There's Crow, of course, the Del McCoury Band, Guy Clark, Rodney Crowell, Gretchen Wilson, Bonnie Raitt, Diana Krall, Leann Rimes, Alison Krauss and Dan Tyminski and even Gill's daughter, Jenny Gill.
Yet, Gill maintains the album's growth and artistic guest list was wholly organic.
"This isn't a record of duets," he said. "A duet is where both people sing separately. This is me trying to be creative. What happened occurred pretty honestly. It was mostly just who happened to be on the other end of the phone."
Still, Gill said it took a certain touch between himself and co-producer John Hobbs to find the right matches for the songs.
"I couldn't imagine doing 'Faint of Heart' with Del McCoury," Gill said of the torchy lounge ballad he sings with Krall.

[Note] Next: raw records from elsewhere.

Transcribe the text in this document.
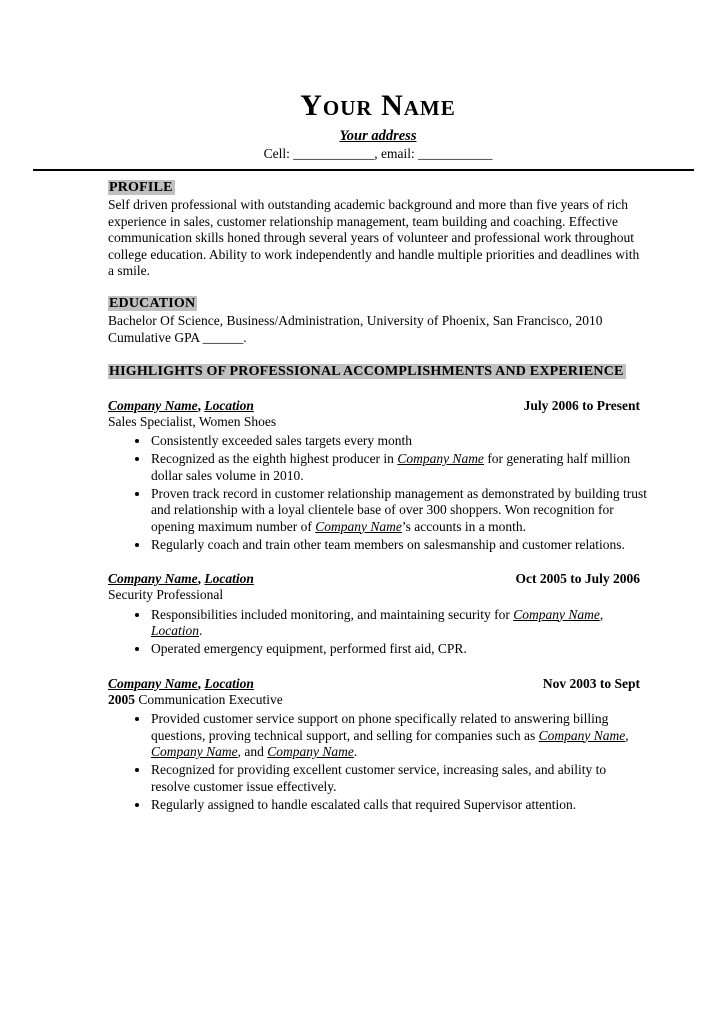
Your Name
Your address
Cell: ____________, email: ___________
PROFILE

Self driven professional with outstanding academic background and more than five years of rich experience in sales, customer relationship management, team building and coaching. Effective communication skills honed through several years of volunteer and professional work throughout college education. Ability to work independently and handle multiple priorities and deadlines with a smile.

EDUCATION

Bachelor Of Science, Business/Administration, University of Phoenix, San Francisco, 2010

Cumulative GPA ______.

HIGHLIGHTS OF PROFESSIONAL ACCOMPLISHMENTS AND EXPERIENCE
Company Name, Location	July 2006 to Present
Sales Specialist, Women Shoes
• Consistently exceeded sales targets every month
• Recognized as the eighth highest producer in Company Name for generating half million dollar sales volume in 2010.
• Proven track record in customer relationship management as demonstrated by building trust and relationship with a loyal clientele base of over 300 shoppers. Won recognition for opening maximum number of Company Name’s accounts in a month.
• Regularly coach and train other team members on salesmanship and customer relations.
Company Name, Location	Oct 2005 to July 2006
Security Professional
• Responsibilities included monitoring, and maintaining security for Company Name, Location.
• Operated emergency equipment, performed first aid, CPR.
Company Name, Location	Nov 2003 to Sept
2005 Communication Executive
• Provided customer service support on phone specifically related to answering billing questions, proving technical support, and selling for companies such as Company Name, Company Name, and Company Name.
• Recognized for providing excellent customer service, increasing sales, and ability to resolve customer issue effectively.
• Regularly assigned to handle escalated calls that required Supervisor attention.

Gill had written intensely in 2005, producing several albums' worth of material. Yet the recording process began at a leisurely pace.
"I wanted to do a song a day, so we could spend time with each one," he said. Soon he found himself with three albums' worth of music. Inspired by a Beatles poster citing the release dates of all their albums hanging in Nashville's Blackbird Studio where he was recording, Gill realized how prolific they were releasing three albums of new material in less than a year.
Yet, rather than releasing three separate records, Universal Music Group exec Luke Lewis urged Gill to record a fourth album steeped in Gill's love for acoustic music.
"I had no intent of doing a box set," Gill said. "I told the record company I had three unique records, why don't we stagger them. They were thinking outside the box a bit and said, 'Why don't you record a bluegrassy record and we'll do it as a box set. It wasn't like a 'Hey, watch me, look at what I am doing' thing; it just unfolded that way."
Gill plays down the album as something of a watershed for country music, yet a solo artist has never released a four-album project of all-new, self-written material. Even the Nitty Gritty Dirt Band's landmark 1972 album "Will the Circle Be Unbroken," which for the first time merged traditional country artists with country rock, was a three-album set.
"Did 'Circle' change things? Yeah, in many ways, but it wasn't new material," Gill said. "(Willie Nelson's 1975 album) 'Red Headed Stranger' achieved a level of greatness that may never be matched. I can't worry about that right now. I'm very proud of what we've done here, and only time will tell."